Souvenirs and southern cooking

I couldn't make it to the Tools of Change conference, but last week I had the pleasure of hearing one of the speakers, Phil Zuckerman, give a guest lecture to a graduate class in publishing at Emerson College. Phil is the founder and president of Applewood Books. Applewood has been around since the 70s, and at first glance, they seem positively Luddite. Their web site says they're "fully Y1K compliant" and offer "an old-fashioned personal experience . . . serving up wisdom and entertainment from America's Living Past." You imagine a wood stove, a manual typewriter, a rotary phone. But Phil's a savvy businessman, and owes his much of his success to ignoring the traditional rules of the publishing game.
  • Applewood revives titles that are long out of copyright (everything from Thomas Jefferson to Tom Swift), avoiding royalties and typesetting costs.
  • They aggressively target markets that mainstream publishers dismiss as marginal, such as gift shops, museums, and sales to schools and corporations. The retail book trade is a relatively small segment of Applewood's business, so they enjoy a very low rate of returns.
  • A large share of their sales comes from their backlist, so they manage their portfolio like the best university presses. Perennial best-sellers are printed by traditional offset for lowest unit cost. Slower-selling titles are printed digitally so little capital is tied up in inventory.

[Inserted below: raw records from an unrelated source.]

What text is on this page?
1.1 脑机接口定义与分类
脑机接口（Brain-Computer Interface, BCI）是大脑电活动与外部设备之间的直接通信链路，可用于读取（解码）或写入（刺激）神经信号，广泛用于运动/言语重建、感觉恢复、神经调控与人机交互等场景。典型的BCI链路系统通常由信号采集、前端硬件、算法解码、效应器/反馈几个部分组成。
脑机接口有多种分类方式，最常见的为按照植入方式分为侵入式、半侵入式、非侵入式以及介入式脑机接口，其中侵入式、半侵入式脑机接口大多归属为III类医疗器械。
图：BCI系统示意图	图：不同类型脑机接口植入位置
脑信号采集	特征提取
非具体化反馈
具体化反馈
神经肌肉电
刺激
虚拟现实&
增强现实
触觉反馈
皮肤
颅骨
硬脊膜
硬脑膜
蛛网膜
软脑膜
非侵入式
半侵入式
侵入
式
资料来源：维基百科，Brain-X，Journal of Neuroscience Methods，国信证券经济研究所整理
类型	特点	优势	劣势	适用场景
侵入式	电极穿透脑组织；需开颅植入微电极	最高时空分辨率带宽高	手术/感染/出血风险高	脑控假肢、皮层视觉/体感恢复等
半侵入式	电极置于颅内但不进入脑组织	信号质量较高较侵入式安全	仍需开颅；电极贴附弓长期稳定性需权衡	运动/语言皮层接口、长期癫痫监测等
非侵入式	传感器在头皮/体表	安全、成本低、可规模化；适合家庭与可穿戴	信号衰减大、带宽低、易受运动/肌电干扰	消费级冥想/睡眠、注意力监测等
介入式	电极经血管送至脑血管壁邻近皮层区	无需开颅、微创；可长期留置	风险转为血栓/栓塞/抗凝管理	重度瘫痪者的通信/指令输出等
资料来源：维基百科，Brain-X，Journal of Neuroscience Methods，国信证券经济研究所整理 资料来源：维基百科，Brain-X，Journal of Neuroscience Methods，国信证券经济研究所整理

Another speaker at the 2008 TOC, marketing visionary Seth Godin, expressed the opinion that people don't want books for information or entertainment any more, because they can get those things faster and cheaper on a computer or iPhone. People still want books, Godin says, but only as souvenirs to remind them of the experience. That may be a devil-take-the-hindmost view of publishing's future, but it's surprisingly compatible with Phil's publishing mission. After all, what is "wisdom and entertainment from America's Living Past" but another name for souvenirs?
The traditional content supply chain is a one-way sequence from author to publisher to bookstore to reader. Phil broke that chain long ago when he killed his authors. (Okay, he didn't kill them, they were already dead.) Then he made the traditional bookseller an option rather than a necessity. And on a new web site, he's turned himself into a retailer for other publishers' books (excuse me, souvenirs).
One of Applewood's evergreen titles is What Mrs. Fisher Knows About Southern Cooking, an 1881 collection of recipes from the American south, and it has become the flagship of a list of over 100 titles ranging from Camp Cookery to Manufacture of Liquors, Wines & Cordials. As an offshoot of this list, Phil launched Foodsville.com, where you can buy books about food and cooking from Applewood and other publishers, but where you can also read Applewood's cookbooks for free, post your own comments or recipes, and share them with other Foodsville users. It's not revolutionary, but it completes the deconstruction of the old-school publishing model: The publisher is a bookseller, the reader is an author.